HIS WORSHIP: However, Mr Woodcock, I think in the circumstances where I’m not dealing with a guilty plea there’s no discount for that. I think you’re asking rather a lot for the rising of the court in this position.

MR WOODCOCK: Well, sir, notwithstanding the lack of discount, the objective seriousness of the assault, because of the surrounding circumstances and because of the disputation leading up to it and the provocation in fact and how my client was treated by Ms Zangari and the blow consisting of one blow even on her victim impact statement, and not a very hard blow - - -

HIS WORSHIP: I mean, it was a grab, it was a turn around, it was a whack. That’s it.”

• From this extract of the transcript the magistrate was well aware he was dealing with an offence that involved a single minor blow to the mouth. Unfortunately, he did subsequently make reference to a “punch” which the Court of Appeal considered to be a significant error of fact as the evidence was a “slap” to the mouth as distinct from a “punch”.

• The appellant is the sole carer for a young son.

• The magistrate was not able to make a clear finding as to who started the argument that led to the assault. There was a state of tension between the appellant and the complainant when the argument erupted.

• It is not in dispute that the Court has the power to impose a sentence of imprisonment to the rising of the Court.
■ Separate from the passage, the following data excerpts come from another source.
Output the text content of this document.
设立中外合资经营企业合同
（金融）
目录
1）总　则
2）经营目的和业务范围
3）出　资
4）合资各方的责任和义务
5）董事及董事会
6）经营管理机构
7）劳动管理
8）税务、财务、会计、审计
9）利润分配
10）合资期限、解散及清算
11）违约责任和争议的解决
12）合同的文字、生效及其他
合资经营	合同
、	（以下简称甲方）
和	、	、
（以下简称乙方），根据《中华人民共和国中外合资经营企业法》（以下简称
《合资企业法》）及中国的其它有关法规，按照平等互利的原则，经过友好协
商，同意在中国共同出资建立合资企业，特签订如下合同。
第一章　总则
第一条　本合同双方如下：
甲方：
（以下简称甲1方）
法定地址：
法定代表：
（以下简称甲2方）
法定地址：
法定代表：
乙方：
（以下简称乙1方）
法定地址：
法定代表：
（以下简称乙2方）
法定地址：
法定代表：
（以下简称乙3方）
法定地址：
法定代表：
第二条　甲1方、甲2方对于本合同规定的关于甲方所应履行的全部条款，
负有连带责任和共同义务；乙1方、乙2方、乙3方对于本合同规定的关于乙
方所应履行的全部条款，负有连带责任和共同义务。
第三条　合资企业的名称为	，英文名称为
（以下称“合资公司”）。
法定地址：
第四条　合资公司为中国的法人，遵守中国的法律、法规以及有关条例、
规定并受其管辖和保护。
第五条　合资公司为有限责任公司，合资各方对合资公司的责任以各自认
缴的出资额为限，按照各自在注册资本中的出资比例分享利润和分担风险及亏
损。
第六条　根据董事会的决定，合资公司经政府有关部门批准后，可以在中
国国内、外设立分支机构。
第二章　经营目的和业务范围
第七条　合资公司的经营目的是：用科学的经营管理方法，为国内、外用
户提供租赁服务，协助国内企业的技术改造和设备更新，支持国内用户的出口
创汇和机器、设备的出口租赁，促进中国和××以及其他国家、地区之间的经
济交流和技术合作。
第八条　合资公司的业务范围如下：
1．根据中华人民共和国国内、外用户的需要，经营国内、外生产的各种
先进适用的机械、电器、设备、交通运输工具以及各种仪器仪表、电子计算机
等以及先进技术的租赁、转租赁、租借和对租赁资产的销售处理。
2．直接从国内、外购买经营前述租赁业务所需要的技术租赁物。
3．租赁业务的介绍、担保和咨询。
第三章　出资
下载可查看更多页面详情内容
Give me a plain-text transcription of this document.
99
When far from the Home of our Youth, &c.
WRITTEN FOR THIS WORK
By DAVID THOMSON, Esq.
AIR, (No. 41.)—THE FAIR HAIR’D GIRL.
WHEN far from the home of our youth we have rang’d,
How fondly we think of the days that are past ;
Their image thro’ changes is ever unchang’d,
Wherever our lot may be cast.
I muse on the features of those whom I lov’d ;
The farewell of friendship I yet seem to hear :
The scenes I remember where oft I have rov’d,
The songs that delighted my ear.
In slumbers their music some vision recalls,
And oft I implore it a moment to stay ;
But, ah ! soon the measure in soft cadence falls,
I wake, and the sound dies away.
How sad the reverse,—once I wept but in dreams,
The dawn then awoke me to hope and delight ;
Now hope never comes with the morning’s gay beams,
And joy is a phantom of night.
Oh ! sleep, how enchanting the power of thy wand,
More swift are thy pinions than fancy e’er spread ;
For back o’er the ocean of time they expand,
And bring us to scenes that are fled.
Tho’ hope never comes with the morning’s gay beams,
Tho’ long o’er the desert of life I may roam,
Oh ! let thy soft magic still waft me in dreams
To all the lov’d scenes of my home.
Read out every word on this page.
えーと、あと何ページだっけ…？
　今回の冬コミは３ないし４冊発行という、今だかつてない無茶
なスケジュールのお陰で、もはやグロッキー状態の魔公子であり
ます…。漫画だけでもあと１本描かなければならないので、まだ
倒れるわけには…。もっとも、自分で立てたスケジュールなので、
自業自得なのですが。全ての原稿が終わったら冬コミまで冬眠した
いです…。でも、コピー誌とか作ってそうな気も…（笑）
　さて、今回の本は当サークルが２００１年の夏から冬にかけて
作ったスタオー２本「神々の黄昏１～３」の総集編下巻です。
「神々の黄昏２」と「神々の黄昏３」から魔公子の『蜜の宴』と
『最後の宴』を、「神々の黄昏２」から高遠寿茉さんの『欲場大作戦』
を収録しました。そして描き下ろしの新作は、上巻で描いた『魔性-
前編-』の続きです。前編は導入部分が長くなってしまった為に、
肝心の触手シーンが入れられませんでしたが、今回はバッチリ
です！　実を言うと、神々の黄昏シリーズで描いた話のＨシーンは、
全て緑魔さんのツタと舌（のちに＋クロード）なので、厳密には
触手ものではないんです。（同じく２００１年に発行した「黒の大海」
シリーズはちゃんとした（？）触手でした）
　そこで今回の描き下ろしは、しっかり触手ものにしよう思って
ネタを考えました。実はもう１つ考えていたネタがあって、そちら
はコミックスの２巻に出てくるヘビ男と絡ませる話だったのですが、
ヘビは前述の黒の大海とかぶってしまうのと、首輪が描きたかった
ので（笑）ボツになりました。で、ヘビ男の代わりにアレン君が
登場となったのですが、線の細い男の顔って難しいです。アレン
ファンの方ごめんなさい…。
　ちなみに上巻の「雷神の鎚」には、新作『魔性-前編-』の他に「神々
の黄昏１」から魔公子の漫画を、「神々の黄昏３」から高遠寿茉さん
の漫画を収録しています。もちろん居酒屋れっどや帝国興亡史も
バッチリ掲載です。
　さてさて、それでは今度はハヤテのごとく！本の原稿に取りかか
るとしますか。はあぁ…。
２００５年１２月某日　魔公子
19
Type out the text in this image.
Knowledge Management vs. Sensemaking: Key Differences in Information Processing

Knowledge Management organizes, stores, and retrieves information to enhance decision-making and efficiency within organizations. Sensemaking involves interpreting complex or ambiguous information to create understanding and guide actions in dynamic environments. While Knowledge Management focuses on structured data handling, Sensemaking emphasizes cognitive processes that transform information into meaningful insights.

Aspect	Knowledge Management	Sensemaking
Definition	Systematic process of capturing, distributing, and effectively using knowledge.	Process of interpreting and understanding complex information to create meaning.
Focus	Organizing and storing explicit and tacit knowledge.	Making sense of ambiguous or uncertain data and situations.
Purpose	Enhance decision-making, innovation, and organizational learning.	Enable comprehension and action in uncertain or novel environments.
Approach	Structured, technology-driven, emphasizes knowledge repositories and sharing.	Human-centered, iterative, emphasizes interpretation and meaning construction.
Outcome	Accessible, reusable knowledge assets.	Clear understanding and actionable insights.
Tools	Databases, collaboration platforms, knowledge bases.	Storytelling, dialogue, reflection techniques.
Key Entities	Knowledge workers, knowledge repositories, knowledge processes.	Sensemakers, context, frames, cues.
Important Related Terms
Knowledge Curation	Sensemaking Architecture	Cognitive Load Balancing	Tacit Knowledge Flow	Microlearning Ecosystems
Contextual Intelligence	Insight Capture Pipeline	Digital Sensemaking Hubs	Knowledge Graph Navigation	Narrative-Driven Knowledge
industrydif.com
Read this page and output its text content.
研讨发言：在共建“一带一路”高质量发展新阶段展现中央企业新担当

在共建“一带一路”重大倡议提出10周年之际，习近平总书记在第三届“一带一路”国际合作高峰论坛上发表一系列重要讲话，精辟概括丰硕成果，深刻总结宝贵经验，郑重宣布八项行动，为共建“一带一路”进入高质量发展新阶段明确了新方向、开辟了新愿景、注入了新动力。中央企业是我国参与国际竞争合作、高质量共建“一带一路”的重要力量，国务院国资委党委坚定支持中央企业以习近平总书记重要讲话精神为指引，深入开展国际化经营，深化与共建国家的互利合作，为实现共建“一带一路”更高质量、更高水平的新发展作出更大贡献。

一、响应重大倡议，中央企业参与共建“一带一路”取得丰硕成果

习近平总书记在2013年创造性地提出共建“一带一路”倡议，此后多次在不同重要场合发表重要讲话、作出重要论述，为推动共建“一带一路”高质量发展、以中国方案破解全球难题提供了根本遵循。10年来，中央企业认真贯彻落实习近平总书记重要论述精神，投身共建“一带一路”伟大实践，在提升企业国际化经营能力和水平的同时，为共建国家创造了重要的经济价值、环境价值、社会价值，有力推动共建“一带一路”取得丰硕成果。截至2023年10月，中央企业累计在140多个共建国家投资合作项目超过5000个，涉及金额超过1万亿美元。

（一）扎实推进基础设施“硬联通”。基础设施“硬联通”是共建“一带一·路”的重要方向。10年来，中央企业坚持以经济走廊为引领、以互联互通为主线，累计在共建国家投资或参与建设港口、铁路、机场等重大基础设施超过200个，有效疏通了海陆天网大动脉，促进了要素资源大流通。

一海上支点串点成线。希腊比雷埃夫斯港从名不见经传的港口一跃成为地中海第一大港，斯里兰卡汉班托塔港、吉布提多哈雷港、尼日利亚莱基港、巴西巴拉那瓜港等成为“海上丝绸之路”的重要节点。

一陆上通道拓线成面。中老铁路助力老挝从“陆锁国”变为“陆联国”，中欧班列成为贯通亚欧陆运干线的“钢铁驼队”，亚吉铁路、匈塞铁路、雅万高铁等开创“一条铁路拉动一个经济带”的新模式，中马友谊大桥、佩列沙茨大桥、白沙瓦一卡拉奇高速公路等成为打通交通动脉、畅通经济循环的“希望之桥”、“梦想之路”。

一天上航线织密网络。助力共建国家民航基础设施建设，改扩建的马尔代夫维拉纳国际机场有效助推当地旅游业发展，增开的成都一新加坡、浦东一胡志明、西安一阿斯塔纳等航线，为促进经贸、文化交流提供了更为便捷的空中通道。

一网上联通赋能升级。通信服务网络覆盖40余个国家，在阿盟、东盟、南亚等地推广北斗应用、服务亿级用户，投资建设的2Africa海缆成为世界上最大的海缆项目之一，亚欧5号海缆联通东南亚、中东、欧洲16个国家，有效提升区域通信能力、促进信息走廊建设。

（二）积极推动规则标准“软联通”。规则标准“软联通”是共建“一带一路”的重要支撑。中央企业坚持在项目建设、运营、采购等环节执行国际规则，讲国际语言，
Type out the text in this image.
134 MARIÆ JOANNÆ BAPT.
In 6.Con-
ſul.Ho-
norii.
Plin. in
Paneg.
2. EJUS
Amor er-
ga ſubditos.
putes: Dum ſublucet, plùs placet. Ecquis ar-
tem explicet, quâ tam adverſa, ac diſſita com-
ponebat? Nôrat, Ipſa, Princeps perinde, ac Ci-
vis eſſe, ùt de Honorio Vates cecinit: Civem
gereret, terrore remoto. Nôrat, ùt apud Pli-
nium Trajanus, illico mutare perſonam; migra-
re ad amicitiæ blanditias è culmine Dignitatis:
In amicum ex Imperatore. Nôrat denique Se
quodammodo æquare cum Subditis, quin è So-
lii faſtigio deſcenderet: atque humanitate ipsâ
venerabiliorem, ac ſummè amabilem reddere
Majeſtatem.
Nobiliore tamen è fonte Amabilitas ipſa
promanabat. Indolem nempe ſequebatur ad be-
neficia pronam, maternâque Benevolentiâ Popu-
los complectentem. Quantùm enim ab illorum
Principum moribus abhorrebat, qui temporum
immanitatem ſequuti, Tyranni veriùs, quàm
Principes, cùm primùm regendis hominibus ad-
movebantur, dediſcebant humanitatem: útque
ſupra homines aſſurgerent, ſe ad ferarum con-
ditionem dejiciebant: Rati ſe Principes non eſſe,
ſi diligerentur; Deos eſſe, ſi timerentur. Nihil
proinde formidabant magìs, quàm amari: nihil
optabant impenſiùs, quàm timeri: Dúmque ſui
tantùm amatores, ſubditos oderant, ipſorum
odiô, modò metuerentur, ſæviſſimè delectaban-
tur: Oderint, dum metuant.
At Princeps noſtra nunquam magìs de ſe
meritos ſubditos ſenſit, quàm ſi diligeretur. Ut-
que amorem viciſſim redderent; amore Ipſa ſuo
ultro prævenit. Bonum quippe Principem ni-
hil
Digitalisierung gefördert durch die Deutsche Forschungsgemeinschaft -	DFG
Such a sentence is not precluded by s 78BA of the Sentencing Act (White v Brown (2003) 13 NTLR 50).

• There is no evidence to the effect that the appellant has re-offended since his conviction and sentence for this assault in October 2004, now almost three years ago and over three years since the offence was committed.

[16] On balance, I have come to the conclusion that the appropriate sentence is a sentence of one month imprisonment suspended upon the rising of the Court. I note the appellant did spend a short time in custody following the sentence imposed by the learned stipendiary magistrate.

[17] Accordingly, the order I make is that the appellant is convicted and sentenced to one month imprisonment to be released upon the rising of the Court and the sentence suspended. I take into account the appellant has spent a period of time in custody on the date of his conviction and sentence in the Court of Summary Jurisdiction on 25 October 2004. Pursuant to s 40(6) the Sentencing Act, I specify a period of 12 months from the date of this order during which the appellant is not to commit an offence punishable by imprisonment if he is to avoid being dealt with under s 43 of the Sentencing Act.